Terror suspect says he was abused while in U.S. custody

? An Australian terror suspect released from U.S. custody at Guantanamo Bay, Cuba, says he was beaten, given electric shocks, sexually humiliated and nearly drowned while under U.S. supervision.

Mamdouh Habib, an Egyptian-born former coffee shop owner and father of four, returned to his hometown of Sydney last month after being held for more than three years without charge.

In an interview aired Sunday, Habib told Australia’s Nine Network’s public affairs program “60 Minutes” that he was arrested in Pakistan a few weeks after the Sept. 11, 2001, attacks on the United States and was held as a terror suspect for 40 months.

He said three weeks after his capture, he was transferred to Egypt, where he was tortured daily for six months before he was sent via Afghanistan to the U.S. naval base at Guantanamo Bay, Cuba.

He told the TV program that an interrogator once told him his family had been killed, even though it hadn’t.
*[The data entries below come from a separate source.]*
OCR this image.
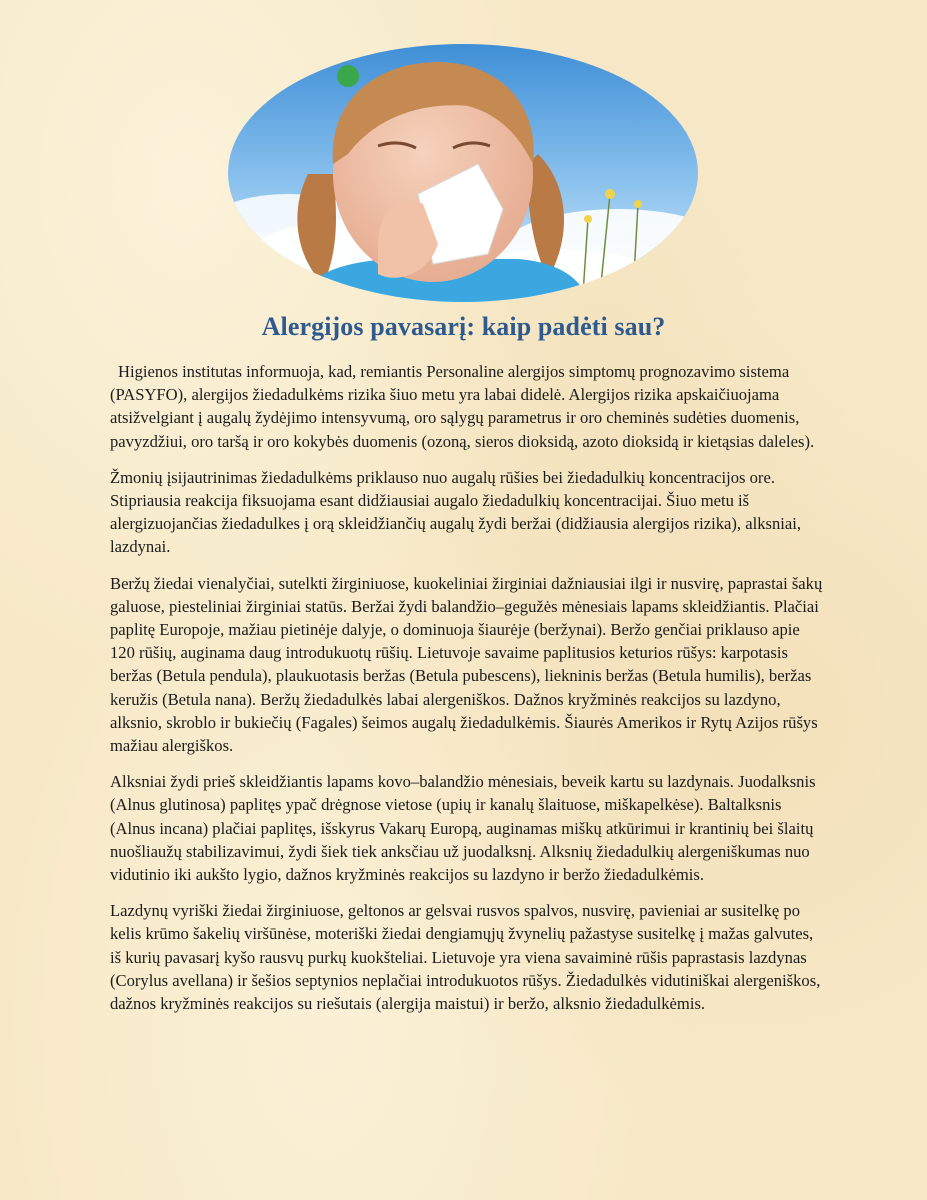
Alergijos pavasarį: kaip padėti sau?

Higienos institutas informuoja, kad, remiantis Personaline alergijos simptomų prognozavimo sistema (PASYFO), alergijos žiedadulkėms rizika šiuo metu yra labai didelė. Alergijos rizika apskaičiuojama atsižvelgiant į augalų žydėjimo intensyvumą, oro sąlygų parametrus ir oro cheminės sudėties duomenis, pavyzdžiui, oro taršą ir oro kokybės duomenis (ozoną, sieros dioksidą, azoto dioksidą ir kietąsias daleles).

Žmonių įsijautrinimas žiedadulkėms priklauso nuo augalų rūšies bei žiedadulkių koncentracijos ore. Stipriausia reakcija fiksuojama esant didžiausiai augalo žiedadulkių koncentracijai. Šiuo metu iš alergizuojančias žiedadulkes į orą skleidžiančių augalų žydi beržai (didžiausia alergijos rizika), alksniai, lazdynai.

Beržų žiedai vienalyčiai, sutelkti žirginiuose, kuokeliniai žirginiai dažniausiai ilgi ir nusvirę, paprastai šakų galuose, piesteliniai žirginiai statūs. Beržai žydi balandžio–gegužės mėnesiais lapams skleidžiantis. Plačiai paplitę Europoje, mažiau pietinėje dalyje, o dominuoja šiaurėje (beržynai). Beržo genčiai priklauso apie 120 rūšių, auginama daug introdukuotų rūšių. Lietuvoje savaime paplitusios keturios rūšys: karpotasis beržas (Betula pendula), plaukuotasis beržas (Betula pubescens), liekninis beržas (Betula humilis), beržas keružis (Betula nana). Beržų žiedadulkės labai alergeniškos. Dažnos kryžminės reakcijos su lazdyno, alksnio, skroblo ir bukiečių (Fagales) šeimos augalų žiedadulkėmis. Šiaurės Amerikos ir Rytų Azijos rūšys mažiau alergiškos.

Alksniai žydi prieš skleidžiantis lapams kovo–balandžio mėnesiais, beveik kartu su lazdynais. Juodalksnis (Alnus glutinosa) paplitęs ypač drėgnose vietose (upių ir kanalų šlaituose, miškapelkėse). Baltalksnis (Alnus incana) plačiai paplitęs, išskyrus Vakarų Europą, auginamas miškų atkūrimui ir krantinių bei šlaitų nuošliaužų stabilizavimui, žydi šiek tiek anksčiau už juodalksnį. Alksnių žiedadulkių alergeniškumas nuo vidutinio iki aukšto lygio, dažnos kryžminės reakcijos su lazdyno ir beržo žiedadulkėmis.

Lazdynų vyriški žiedai žirginiuose, geltonos ar gelsvai rusvos spalvos, nusvirę, pavieniai ar susitelkę po kelis krūmo šakelių viršūnėse, moteriški žiedai dengiamųjų žvynelių pažastyse susitelkę į mažas galvutes, iš kurių pavasarį kyšo rausvų purkų kuokšteliai. Lietuvoje yra viena savaiminė rūšis paprastasis lazdynas (Corylus avellana) ir šešios septynios neplačiai introdukuotos rūšys. Žiedadulkės vidutiniškai alergeniškos, dažnos kryžminės reakcijos su riešutais (alergija maistui) ir beržo, alksnio žiedadulkėmis.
He also claimed to have been stripped naked and threatened to be placed with a dog he was told was trained to sexually assault humans. The TV program did not say where this alleged treatment took place.

Habib also alleged he was administered drugs and isolated in solitary confinement “to make me crazy.”

“I never see the sun, I never have a shower like a human being, I never have a cup to drink, I never treated like a human being,” he told Nine.

Habib was paid for the interview with the Australian TV program.

In a separate interview published by The New York Times on Sunday, he said interrogators in Egypt kicked him and put cigarettes out on his chest. At Guantanamo, Americans hit his head against the floor, he said, and a female interrogator smeared what appeared to be menstrual blood on his face in an effort to humiliate him.

Because of the torture, Habib said he falsely confessed to training the al-Qaida hijackers who flew airliners into buildings in New York and Washington.

“I make them happy; I want to save myself,” Habib told Nine. “No one should be treated in the way people are treated in Cuba.”

His claims could not be independently verified, but other U.S. terrorism suspects have made similar allegations in the past.

Habib’s release was announced days after court documents were made public detailing claims the U.S. government had transferred him to Egypt so he could be tortured.

Foreign Minister Alexander Downer, however, said earlier Sunday that he did not believe Washington freed Habib because it was sensitive about the torture claims. “I have no advice to that effect at all,” he told Nine.

Downer said Washington did not charge Habib because it didn’t want to make evidence about his alleged involvement and training with al-Qaida public. He did not elaborate.

Downer also said he believed Habib was transferred to Egypt from Pakistan, although the Egyptians have not acknowledged holding him in their custody. But he said he didn’t believe he transferred because the Middle Eastern country had a reputation for torturing terrorist suspects.

“The reason that I believe that he was sent from Pakistan to Egypt was because the Egyptians regarded him as an Egyptian citizen because he was born in Egypt,” Downer said.

Pakistani Interior Minister Makhdoom Syed Faisal Saleh Hayat told SBS television last year that after Pakistan interrogated Habib, Washington asked that he be sent to Egypt.